I had gone to dine with him in order that we might quietly discuss the best method of bringing home to the people of the United States the necessity of our rendering prompt and substantial aid to the Allies, and we had retired to his library after a frugal meal quite unlike the lavish hospitality of former years. We still had our pipes, however.
'Stanton," he said gravely as he handed me the matches, "there are two essentials in the campaign of education which you have undertaken. The first is to convince people that the strictest economy must be practised if we are to win the war; the second, surprising as it may seem, is that we must win the warthat no half-way decision is possible that only a peace forced upon a vanquished Germany will end the struggle."
"Don't you think that the people at large understand the necessity of victory?" I inquired.

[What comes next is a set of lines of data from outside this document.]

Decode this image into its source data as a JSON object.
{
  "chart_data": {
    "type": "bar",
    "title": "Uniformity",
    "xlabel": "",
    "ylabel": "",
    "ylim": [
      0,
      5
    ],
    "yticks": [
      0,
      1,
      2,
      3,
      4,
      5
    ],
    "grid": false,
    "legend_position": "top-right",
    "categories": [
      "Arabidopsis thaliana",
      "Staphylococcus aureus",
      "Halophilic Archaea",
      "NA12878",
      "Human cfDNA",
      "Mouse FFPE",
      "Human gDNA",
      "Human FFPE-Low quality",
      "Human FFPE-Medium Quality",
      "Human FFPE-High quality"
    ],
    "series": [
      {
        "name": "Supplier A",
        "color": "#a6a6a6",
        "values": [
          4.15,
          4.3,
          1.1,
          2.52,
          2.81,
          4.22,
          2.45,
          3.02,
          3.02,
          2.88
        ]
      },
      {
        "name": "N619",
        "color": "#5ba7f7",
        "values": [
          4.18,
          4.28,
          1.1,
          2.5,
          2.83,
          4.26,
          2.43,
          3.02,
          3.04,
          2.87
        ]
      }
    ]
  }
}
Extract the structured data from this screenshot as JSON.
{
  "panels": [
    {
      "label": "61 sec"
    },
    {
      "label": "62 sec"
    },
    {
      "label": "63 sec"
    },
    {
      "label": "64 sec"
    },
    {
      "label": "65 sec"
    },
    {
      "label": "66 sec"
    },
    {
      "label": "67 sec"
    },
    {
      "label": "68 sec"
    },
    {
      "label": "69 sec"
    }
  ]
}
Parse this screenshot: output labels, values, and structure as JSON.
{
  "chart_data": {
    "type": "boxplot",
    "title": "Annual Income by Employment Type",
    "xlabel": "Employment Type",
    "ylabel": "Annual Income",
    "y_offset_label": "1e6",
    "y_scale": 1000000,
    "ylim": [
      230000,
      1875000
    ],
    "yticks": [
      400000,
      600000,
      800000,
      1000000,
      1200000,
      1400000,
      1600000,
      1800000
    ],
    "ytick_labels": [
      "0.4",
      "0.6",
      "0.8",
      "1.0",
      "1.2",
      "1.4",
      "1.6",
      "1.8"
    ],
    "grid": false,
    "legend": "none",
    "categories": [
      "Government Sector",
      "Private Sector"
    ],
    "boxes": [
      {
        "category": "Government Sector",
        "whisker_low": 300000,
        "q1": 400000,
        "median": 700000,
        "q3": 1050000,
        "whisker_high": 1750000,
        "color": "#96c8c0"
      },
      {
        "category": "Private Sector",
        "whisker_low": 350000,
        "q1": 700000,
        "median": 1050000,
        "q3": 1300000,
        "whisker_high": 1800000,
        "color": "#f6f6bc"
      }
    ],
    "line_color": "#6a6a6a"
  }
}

"No," he replied with earnestness, "I do not. I even doubt if you do."
"What do you mean?" I demanded.
"I mean that, while Washington is alive to the situation, the people as a whole are not, and that individually few of us have grasped the fact that German political philosophy and military practice are one and the same. For example, you recall the turmoil occasioned by Bethmann-Hollweg's reference to a treaty being only 'a scrap of paper'? Well, that was no new thing. It is part of the German creed. The cardinal principle of their statecraft is deceit. Bethmann-Hollweg's now historic phrase is nothing but the echo of the declaration of Frederick William IV in his speech from the throne on April 11, 1847, when he said, 'All written constitutions are only scraps of paper.' The scrap-of-paper theory as well as the phrase itself is an old story in German diplomacy."
"That is rather interesting," I admitted. "And, I confess, new to me. But that sort of thing isn't sincere, is it? I assumed it was mere bluster."
My friend laughed.
"Not much. It's gospel! I've been making a rather careful study of the statements, written and delivered, of Germany's rulers, statesmen, and military leaders, with respect to her aims, policies, and the conduct of war. I propose printing my researches
some time for the benefit of the public.'
"I tell you," he added fiercely, "we are contending against the most damnable philosophy that ever poisoned the body politic of a civilized people! In international relations no such thing as truth or honor is recognized."
"Do you actually mean to say that the Germans do not recognize any sanctions of law or morals whatsoever so far as the state is concerned?" I asked, for the proposition seemed to me preposterous.
"Precisely," he answered. "That is elementary with them. Their fundamental principle is that, according to the laws of evolution by which the world is governed, the Hohenzollerns by divine right should rule Prussia; that Prussia for the good of Germany should rule Germany; and that Germany for the good of the world should rule the world. Any means to accomplish that end are moral."
"Is that what they mean by 'Kultur'?" I asked. "Kultur,' he quoted, "is the spiritual organization of the world, which does not exclude bloody savagery. It raises the demonic to sublimity. It is above morality, reason, science." "
"What nonsense!" I ejaculated.
* "Out of Their Own Mouths" (D. Appleton & Co., New York, 1917), from which admirable compilation much of the material for this chapter has been taken.
† Mann in the Neue Rundschau for November, 1914.